Abdul ha 25 anni, e dopo averne passati più di sei nel Regno Unito è stato rimpatriato in Afghanistan, dove ha cercato di sopravvivere. Ma la sua incolumità era sempre più a rischio, e così ha deciso di ripartire per un luogo più sicuro. Come Jamal, anche lui è finito in Indonesia, dove da due anni vive rinchiuso in un centro di detenzione per immigrati.
Abbiamo chiesto ragguagli sulla situazione indonesiana ad alcune importanti organizzazioni internazionali, le quali ci hanno confermato che è pressoché impossibile stabilire una media del tempo necessario a elaborare una richiesta d’asilo: può trattarsi di un paio di mesi, così come di un paio d’anni. Le procedure di questo sistema globale non sono sottoposte a monitoraggio né trasparenti, e questo nonostante la Convenzione delle Nazioni Unite sullo status dei rifugiati vieti la detenzione a tempo indeterminato per i controlli sull’immigrazione.

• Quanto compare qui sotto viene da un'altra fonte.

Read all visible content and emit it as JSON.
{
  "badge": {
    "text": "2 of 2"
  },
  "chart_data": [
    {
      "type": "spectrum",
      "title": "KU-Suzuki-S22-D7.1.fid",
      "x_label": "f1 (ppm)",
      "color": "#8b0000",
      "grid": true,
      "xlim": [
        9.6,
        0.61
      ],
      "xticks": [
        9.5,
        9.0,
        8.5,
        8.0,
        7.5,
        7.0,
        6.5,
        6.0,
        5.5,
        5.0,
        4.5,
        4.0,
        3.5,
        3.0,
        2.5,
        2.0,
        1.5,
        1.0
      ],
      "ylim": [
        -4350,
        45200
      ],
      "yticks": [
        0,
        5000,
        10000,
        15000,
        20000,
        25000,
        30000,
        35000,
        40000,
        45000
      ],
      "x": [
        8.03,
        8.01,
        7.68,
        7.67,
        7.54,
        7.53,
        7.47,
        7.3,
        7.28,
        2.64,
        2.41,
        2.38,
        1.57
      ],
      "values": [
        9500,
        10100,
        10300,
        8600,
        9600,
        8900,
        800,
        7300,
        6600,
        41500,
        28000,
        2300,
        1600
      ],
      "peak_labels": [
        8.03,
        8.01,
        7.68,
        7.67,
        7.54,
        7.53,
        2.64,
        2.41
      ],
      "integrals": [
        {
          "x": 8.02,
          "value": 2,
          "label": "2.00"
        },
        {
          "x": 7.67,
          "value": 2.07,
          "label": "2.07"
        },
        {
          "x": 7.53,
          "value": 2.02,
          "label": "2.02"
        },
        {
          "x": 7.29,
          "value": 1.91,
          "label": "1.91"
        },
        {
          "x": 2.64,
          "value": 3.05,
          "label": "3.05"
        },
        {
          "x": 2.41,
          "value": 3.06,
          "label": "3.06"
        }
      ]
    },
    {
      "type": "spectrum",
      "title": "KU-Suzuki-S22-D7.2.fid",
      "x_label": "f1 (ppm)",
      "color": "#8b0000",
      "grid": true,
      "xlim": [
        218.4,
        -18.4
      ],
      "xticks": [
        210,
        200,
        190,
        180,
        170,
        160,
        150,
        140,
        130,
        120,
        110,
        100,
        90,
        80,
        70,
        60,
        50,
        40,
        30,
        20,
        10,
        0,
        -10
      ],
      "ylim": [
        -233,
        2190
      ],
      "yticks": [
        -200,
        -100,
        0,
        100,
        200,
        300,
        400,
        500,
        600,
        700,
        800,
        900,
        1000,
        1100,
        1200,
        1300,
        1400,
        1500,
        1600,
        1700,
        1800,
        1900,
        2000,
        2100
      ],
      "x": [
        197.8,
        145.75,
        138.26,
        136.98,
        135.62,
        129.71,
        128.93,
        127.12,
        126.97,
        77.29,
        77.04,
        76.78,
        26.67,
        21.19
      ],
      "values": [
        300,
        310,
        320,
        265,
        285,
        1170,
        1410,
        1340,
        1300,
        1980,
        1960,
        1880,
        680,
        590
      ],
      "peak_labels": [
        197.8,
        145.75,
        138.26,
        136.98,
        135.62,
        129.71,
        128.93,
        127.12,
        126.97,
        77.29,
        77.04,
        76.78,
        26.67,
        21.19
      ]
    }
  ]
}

Che dire poi della mancanza di responsabilità mostrata dal Regno Unito in questi casi? Un paese che accoglie dei bambini vulnerabili e poi, appena compiono 18 anni, si disinteressa completamente del loro benessere sul lungo periodo. Se la «soluzione duratura» per i minori non accompagnati è la detenzione infinita in un avamposto sperduto del mondo, quali sono le prospettive per il futuro dell’umanità?